JACKSON, Miss. — Officials in the state of Mississippi are pondering getting out of the marriage business altogether—among other options—following the U.S. Supreme Court ruling on Friday declaring that all states must legalize same-sex “marriage.”
“One of the options that other states have looked at is removing the state marriage license requirement,” State House Judiciary Chairman Andy Gipson, R-Braxton, told the Clarion Ledger. “We will be researching what options there are. I personally can see pros and cons to that. I don’t know if it would be better to have no marriage certificate sponsored by the state or not. But it’s an option out there to be considered.”
Besides working for the legislature, Gipson is an attorney and a Baptist minister. He said that he saw the Supreme Court ruling as inevitable, but notes that it won’t phase him and other Christians in the state.
“What the Supreme Court’s decision does not and cannot change is the firmly held conviction of faith of myself and most Mississippians,” Gipson said. “We still believe that marriage is defined by God as the union of one man and one woman. As Bible-believing Christians, we will not change or alter our religious convictions to suit the whims of the court or the culture.”
House Speaker Philip Gunn, also a Christian, made similar statements.
“As Christians, we are to speak the truth in love,” he said. “But we are not to shy away from speaking the truth, even though the truth may be unpopular or not embraced by the culture around us. This decision is in direct conflict with God’s design for marriage as set forth in the Bible. The threat of this decision to religious liberty is very clear. I pledge to protect the rights of Christian citizens to teach and operate on the basis of Christian conviction.”
Mississippi is currently not issuing any licenses to homosexuals as the state’s case before the Fifth Circuit Court of Appeals was placed on hold pending a decision from the U.S. Supreme Court. It is waiting for the Fifth Circuit to issue a directive following the ruling.
Lawmakers and judges in other states, such as Alabama, are likewise considering their options so as not to consent to the ruling.
“My office discontinued issuing marriage licenses in February, and I have no plans to put Pike County back into the marriage business,” Alabama Judge Wes Allen said on Friday.

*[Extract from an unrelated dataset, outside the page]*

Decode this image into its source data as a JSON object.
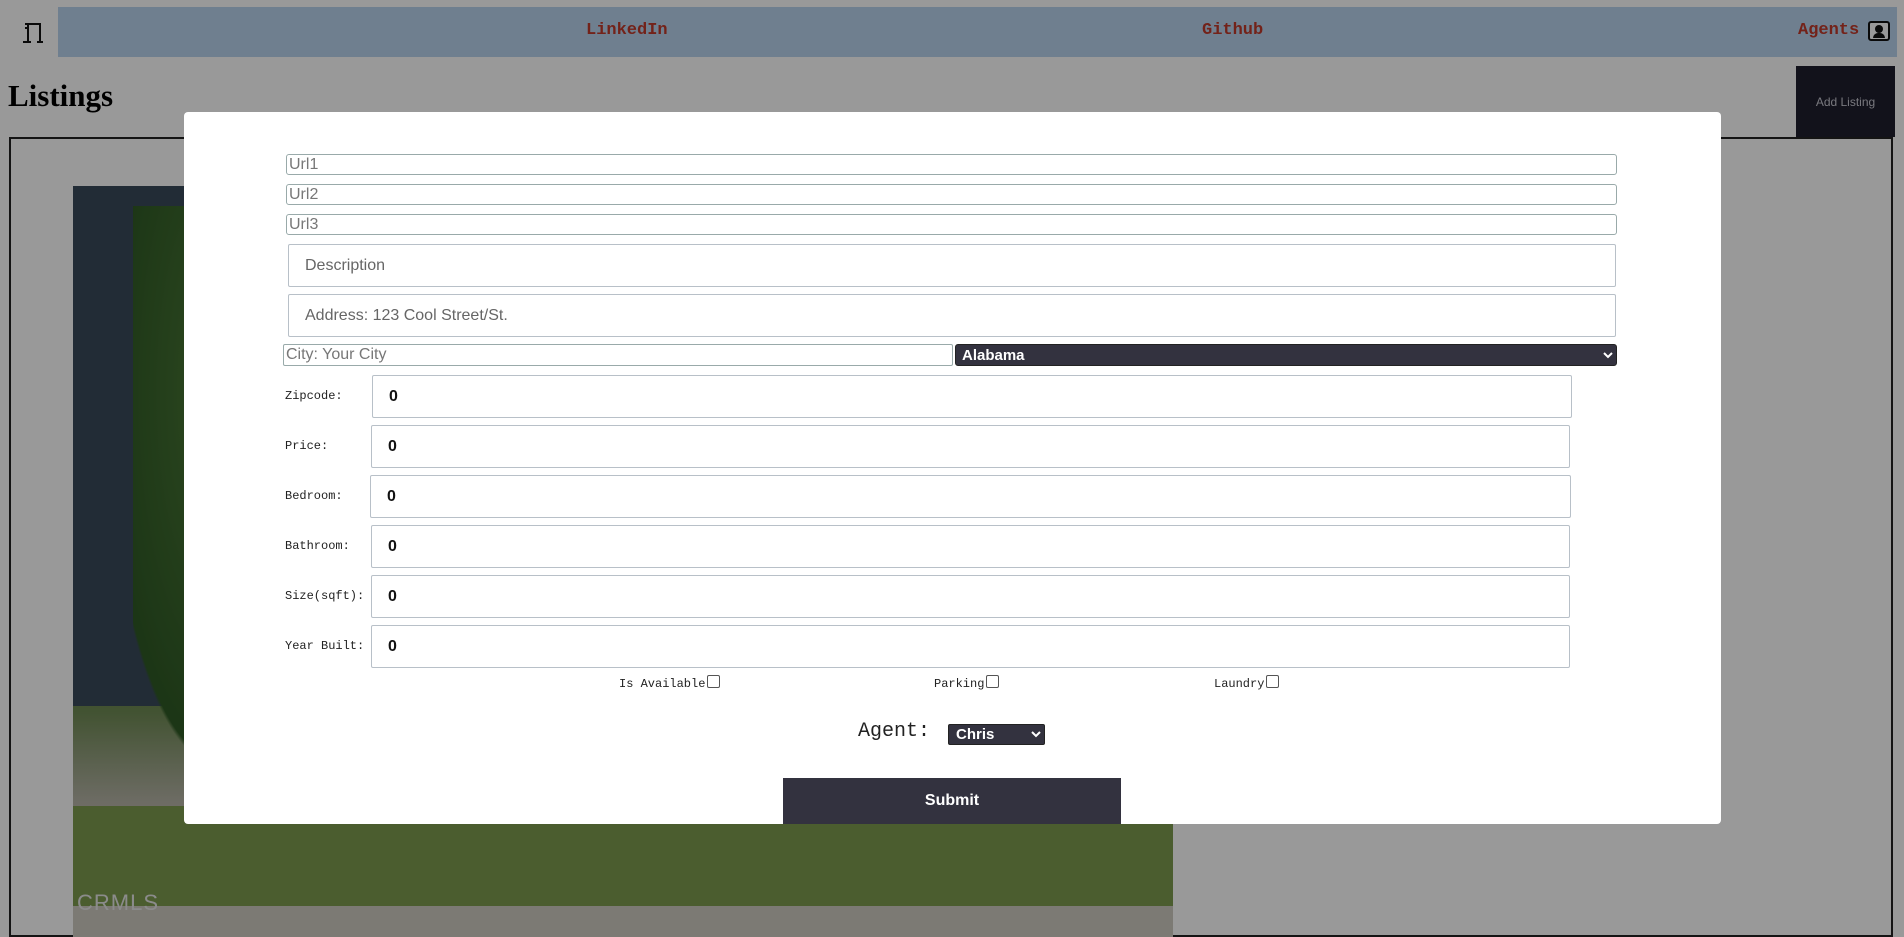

“Section 30-1-9 of the Alabama Code of 1975 says a probate judge may issue a marriage license. … It doesn’t say a probate judge has to issue a marriage license,” Judge Fred Hamic likewise stated. “I will not be doing any more ceremonies.”
Republican presidential candidate and Kentucky Senator Rand Paul weighed in on the matter on Sunday.
“Since government has been involved in marriage, they have done what they always do—taxed it, regulated it, and now redefined it. It is hard to argue that government’s involvement in marriage has made it better, a fact also not surprising to those who believe government does little right,” he wrote for TIME.
“Perhaps it is time to be more careful what we ask government to do, and where we allow it to become part of our lives,” Paul said. “So now, states such as Alabama are beginning to understand this as they begin to get out of the marriage licensing business altogether. Will others follow?”